Hay personas que, o directamente son racistas, o simplemente son fanáticas y, por tanto, consideran que la reivindicación justa de acabar con el racismo es de izquierdas, no ven en ello una cuestión elemental de derechos humanos, sino una causa de izquierdas y, por tanto, automáticamente se ponen en contra. Y dicen, por ejemplo, que ellos no se arrodillan ante nadie, sólo ante dios (ya ves tú), para ridiculizar el símbolo de las protestas. Están en modo guerra cultural y ven el mundo polarizado, ellos y nosotros. Y lo que es peor es que deciden que la justa defensa de la igualdad independientemente del color de la piel es de los otros. 

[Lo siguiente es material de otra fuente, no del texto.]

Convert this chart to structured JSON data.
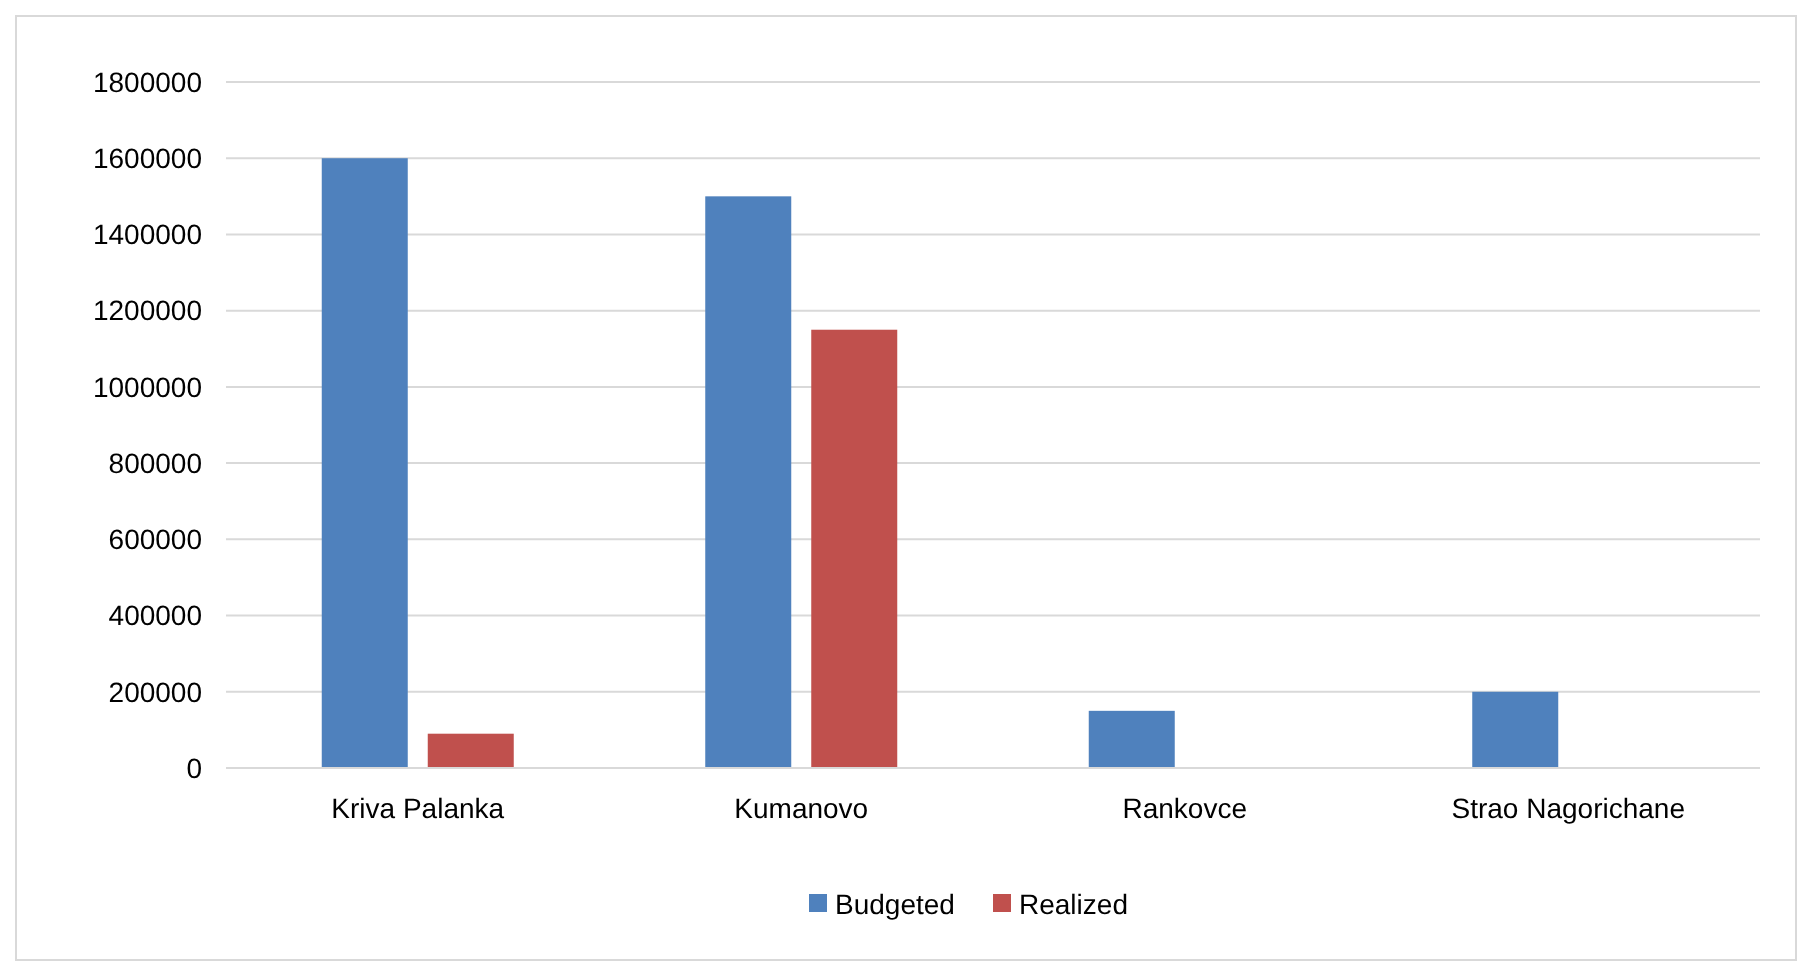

Estas mismas personas han compartido con gran entusiasmo el vídeo de una ciudadana estadounidense crítica con el movimiento Black Lives Matter (las vidas negras importan) porque, dice, también hay muchos crímenes cometidos por afroamericanos contra afroamericanos, por lo que el problema, dice, no es de racismo sino de violencia. Como si no pudiera haber dos problemas a la vez. Como si se excluyeran. Como si no hubiera condiciones estructurales de desigualdad que afectan a los negros. Es un argumento que suena a eso de que la violencia machista no existe, sólo existe la violencia. Alpiste ideológico para quienes se niegan a aceptar que estamos en el 2020 y el mundo cambia. Y mucho más que debería cambiar.